Kathleen Forance Johnson

November 29, 1998, Taipei

On February 4 of this year I wrote "We have just returned from a two-week trip through Northern Thailand and neighboring Laos. I might just as well say, "I’ve just been to weaver’s heaven and back again!" Within the area encompassed by the old Lan Na kingdom centered in Chiang Mai, Thailand, and extending into Northern Laos to its ancient capitol in Luang Prabang, a large number of diverse ethnic groups are found. Many have extremely old, rich and complex weaving traditions, and some maintain their vitality to this day in spite of modern economic and political disruptions. Over the borders in adjacent territories of Burma and of China’s Yunnan Province, as well as in Northeastern Thailand and Southern Laos, related ethnic groups and similar weaving technology and decorative traditions exist.

The region’s rivers, especially the Mekong, with its fertile plains, encouraged the development of agricultural communities and the movement of goods and people along a southern spur of the ancient trade routes which extended all the way from Persia to Canton and over which fibers, textiles and cultural ideas traveled. Having become familiar with India’s handloom textiles during the seven years I lived and worked there, I found myself often making mental comparisons and finding points of commonality and divergence. After all, Assam and other Indian states along the Burma border are not so far away.

As a hand weaver and collector of textiles, I found traveling through this region fascinating and was nearly overwhelmed by the variety of handloom textiles on display for sale in the local markets of Chiang Mai, Vientiane and Luang Prabang. Added to this is the current extremely favorable dollar exchange rate which makes this a prime time for "textile junkies" to be traveling and collecting a good range of reasonably-priced textiles. Antique textiles are more expensive but even they are half the price they would have been six months ago.
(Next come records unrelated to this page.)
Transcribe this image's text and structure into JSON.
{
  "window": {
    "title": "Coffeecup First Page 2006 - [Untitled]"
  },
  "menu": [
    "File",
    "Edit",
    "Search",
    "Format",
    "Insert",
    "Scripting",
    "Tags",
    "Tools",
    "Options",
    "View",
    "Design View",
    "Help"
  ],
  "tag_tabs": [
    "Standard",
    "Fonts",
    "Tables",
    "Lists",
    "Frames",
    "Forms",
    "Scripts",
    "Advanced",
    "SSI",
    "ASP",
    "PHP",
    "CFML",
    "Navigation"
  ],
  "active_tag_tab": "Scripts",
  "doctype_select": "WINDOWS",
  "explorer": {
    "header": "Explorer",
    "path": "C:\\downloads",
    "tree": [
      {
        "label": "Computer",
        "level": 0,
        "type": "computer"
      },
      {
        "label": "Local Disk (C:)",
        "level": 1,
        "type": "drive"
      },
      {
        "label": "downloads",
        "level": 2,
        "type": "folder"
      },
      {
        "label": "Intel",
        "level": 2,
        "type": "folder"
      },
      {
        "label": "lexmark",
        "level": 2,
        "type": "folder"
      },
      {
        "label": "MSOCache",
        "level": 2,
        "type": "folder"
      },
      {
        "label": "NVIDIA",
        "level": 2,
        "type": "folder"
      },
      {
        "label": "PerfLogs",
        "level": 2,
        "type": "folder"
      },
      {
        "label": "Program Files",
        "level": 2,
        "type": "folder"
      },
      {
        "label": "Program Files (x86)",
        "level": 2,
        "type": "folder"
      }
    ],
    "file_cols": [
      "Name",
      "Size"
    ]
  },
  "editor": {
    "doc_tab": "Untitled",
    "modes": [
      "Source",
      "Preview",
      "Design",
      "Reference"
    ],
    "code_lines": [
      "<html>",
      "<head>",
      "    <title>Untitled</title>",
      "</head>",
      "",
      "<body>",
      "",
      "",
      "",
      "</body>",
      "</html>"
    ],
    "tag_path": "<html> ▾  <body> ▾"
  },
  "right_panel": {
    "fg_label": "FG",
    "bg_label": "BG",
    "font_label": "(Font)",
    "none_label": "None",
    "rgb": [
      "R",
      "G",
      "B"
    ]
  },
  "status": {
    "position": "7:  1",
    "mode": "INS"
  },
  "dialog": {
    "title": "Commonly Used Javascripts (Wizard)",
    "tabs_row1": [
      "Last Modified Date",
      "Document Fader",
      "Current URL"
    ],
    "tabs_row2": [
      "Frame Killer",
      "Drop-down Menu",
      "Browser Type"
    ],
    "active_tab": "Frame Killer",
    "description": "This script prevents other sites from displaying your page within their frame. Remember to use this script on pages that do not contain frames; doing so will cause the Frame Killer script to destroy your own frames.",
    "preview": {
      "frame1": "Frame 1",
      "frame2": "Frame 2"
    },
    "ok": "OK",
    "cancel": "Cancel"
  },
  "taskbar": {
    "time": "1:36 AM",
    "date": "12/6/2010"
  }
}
With some pre-planning and willingness to adjust to variable local accommodations, a trip to these textile centers can be undertaken on a slim budget.

The primary objective of our trip was to re-visit the little town in Northern Thailand, near Chiang Mai, where my husband had taught English as a Peace Corps Volunteer thirty-five years ago. The weaving quest and general sightseeing formed a compatible sub-set. While my husband was planning where to go and what to see, I was trying to digest the contents of the few available books in English about the weaving styles and techniques we were likely to encounter. At the same time, I was able to talk with U. S. Government representatives about conditions in the region and to learn about development projects that involve various aspects of textile production. We also met two remarkable expatriate weavers who have been working in the region to collect, document, reproduce, re-design and market handloom textiles of the region to world markets.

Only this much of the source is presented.